C’est au Théâtre de L’Épée de bois que René Loyon partage une pièce de Naomie Wallace, jusqu’alors méconnue des spectateurs français : Et moi le silence, traduit par Dominique Hollier. Au-delà de la découverte d’un texte poignant et métallique, cette pièce révèle au public deux comédiennes époustouflantes !
Il y a comme un parfum d’Au Pont de Pope Lick qui flotte dans les airs. La jeune Jamie et la jeune Dee, l’une Noire, l’autre Blanche, se rencontrent en prison quelque part dans les Etats-Unis des années cinquante. Naît entre elles une amitié passionnée, une complicité amoureuse, une envie de poursuivre la route ensemble. Elles se rêvent en domestiques, s’entraident, répètent fiévreusement leurs rôles de bonnes à tout faire. Quelques années plus tard, elles partagent le même logement sordide. Leurs rêves, si modestes qu’ils aient été, se sont heurtés au mépris de classe et à la ségrégation.
Comme tous les textes de Naomie Wallace, Et moi le silence regorge d’une profonde humanité. L’autrice y déploie de nouveau son engagement politique et poétique. Elle porte un regard sans concession sur les failles de son pays qu’est l’Amérique. Le racisme, la pauvreté et l’amour interdit sont au cœur d’un théâtre social dans lequel elle met en lumière les écorchés du quotidien. Son verbe est direct, acéré, populaire, tendre et musical. Son écriture danse, saute, se tord, espère, imagine et invente. Quant à ses personnages ils sont ces oubliés malchanceux, ces victimes enfiévrées de désir et de mort, qui cherchent à vivre et à devenir quelqu’un. Des personnages attachants comme Jamie et Dee, qui malgré le néant sordide qui les entoure, conservent en elles cette part de fantaisie et de lumière propre à l’enfance. Deux jeunes filles qui semblent s’inscrire dans la même lignée tragique que Claire et Solange de Jean Genet.

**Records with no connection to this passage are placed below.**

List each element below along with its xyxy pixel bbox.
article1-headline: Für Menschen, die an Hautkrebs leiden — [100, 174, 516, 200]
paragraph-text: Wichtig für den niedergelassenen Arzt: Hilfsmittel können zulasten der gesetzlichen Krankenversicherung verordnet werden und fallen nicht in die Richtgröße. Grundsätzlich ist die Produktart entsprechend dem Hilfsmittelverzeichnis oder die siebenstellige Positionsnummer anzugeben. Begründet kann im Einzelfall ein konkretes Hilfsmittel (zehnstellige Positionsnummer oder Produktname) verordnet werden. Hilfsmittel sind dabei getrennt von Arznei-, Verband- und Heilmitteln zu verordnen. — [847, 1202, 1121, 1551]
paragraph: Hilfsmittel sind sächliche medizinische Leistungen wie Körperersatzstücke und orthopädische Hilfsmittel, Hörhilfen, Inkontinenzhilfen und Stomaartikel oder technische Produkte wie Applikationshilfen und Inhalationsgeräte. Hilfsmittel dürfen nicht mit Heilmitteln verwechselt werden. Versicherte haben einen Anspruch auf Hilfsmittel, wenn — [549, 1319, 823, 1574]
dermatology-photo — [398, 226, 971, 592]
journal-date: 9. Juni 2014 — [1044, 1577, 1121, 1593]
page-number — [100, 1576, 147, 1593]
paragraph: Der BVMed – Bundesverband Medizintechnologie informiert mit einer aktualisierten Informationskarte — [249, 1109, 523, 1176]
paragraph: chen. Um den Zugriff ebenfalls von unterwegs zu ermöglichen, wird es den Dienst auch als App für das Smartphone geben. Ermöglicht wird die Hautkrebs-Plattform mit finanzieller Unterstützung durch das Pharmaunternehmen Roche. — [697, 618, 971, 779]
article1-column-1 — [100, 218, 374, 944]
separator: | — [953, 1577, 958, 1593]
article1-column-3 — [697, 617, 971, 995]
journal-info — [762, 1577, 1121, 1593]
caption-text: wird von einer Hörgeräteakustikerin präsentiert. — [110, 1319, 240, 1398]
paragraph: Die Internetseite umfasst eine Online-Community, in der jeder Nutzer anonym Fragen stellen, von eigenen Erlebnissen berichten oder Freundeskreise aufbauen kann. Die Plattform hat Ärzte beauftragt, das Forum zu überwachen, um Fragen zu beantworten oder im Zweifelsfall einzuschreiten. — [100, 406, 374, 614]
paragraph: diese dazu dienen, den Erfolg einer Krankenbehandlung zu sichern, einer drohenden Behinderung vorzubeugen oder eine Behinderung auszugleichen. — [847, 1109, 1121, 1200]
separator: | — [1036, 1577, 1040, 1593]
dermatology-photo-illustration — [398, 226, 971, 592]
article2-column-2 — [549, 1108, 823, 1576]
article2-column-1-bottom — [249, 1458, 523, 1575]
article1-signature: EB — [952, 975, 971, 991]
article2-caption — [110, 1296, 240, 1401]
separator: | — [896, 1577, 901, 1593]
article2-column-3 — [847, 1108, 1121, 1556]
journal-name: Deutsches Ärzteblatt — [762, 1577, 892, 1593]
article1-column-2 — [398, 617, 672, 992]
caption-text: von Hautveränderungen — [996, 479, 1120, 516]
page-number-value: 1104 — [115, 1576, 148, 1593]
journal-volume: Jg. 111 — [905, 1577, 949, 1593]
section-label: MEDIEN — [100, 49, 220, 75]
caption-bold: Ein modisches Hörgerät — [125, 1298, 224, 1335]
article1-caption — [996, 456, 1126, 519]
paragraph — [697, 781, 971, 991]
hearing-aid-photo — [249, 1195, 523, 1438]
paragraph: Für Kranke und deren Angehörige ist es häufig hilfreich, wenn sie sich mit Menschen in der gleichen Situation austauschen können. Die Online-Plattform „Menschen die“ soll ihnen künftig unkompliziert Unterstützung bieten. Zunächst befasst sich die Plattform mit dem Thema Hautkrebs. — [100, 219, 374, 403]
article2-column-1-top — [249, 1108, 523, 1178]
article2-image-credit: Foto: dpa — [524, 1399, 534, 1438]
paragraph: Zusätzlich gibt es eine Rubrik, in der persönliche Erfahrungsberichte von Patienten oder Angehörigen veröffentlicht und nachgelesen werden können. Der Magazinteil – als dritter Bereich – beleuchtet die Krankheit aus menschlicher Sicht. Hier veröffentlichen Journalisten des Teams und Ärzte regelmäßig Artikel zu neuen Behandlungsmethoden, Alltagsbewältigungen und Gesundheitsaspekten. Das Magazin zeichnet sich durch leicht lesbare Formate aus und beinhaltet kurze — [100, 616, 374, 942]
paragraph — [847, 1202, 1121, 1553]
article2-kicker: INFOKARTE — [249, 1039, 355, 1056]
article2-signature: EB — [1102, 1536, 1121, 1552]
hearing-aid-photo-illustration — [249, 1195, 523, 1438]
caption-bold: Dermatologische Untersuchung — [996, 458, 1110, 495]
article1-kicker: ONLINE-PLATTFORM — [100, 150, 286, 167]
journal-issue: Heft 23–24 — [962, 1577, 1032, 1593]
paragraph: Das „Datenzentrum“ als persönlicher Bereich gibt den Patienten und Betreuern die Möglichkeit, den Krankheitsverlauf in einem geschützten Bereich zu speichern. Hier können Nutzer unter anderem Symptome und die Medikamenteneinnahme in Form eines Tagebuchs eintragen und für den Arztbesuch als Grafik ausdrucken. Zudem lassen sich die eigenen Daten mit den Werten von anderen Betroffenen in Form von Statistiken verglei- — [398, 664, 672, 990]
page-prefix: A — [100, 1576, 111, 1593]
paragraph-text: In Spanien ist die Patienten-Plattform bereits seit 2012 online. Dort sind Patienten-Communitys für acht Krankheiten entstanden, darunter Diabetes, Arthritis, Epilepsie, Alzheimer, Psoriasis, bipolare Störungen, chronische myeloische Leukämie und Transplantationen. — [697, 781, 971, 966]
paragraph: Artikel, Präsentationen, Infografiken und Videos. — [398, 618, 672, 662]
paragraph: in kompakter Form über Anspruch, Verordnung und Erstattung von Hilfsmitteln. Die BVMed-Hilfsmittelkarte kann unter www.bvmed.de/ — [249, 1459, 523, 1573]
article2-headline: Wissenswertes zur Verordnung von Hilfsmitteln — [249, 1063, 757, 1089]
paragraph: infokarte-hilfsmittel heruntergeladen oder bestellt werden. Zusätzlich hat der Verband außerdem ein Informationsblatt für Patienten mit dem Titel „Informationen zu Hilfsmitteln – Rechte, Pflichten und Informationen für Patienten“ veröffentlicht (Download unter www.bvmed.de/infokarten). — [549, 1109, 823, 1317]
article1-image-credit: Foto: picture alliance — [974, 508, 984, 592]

René Loyon a opté pour une mise en scène avec deux temporalités qui marquent la rencontre passée entre Jamie et Dee en prison et leur cohabitation quotidienne, sept années plus tard. Les tableaux s’enchainent au sein d’une scénographie épurée avec un intérieur désuet, qui illustre aussi bien une cellule d’antan qu’un logis piteux . Des fenêtres sont projetées sur les murs. On y distingue des silhouettes d’arbres entourés de lumière qui ramènent une touche d’espérance qui ne tient plus qu’à un fil.
Jamie et Dee se battent, s’accrochent et se brisent sous nos yeux ébahis. Le spectateur est autant porté par le destin de ces personnages que par la force inébranlable des comédiennes qui les interprètent. Morgane Real est une Dee passée qui ne laisse rien au hasard. Sa corporalité et ses regards remplacent tous les mots. Elle est une Dee bouillonnante, conquérante et ludique qui nous embarque avec elle dans tous les possibles. La Dee présente est sublimée par Roxanne Roux, chancelante, intense et sensible. Elle a ce grain de folie instable qui annonce les prémices du meilleur comme du pire…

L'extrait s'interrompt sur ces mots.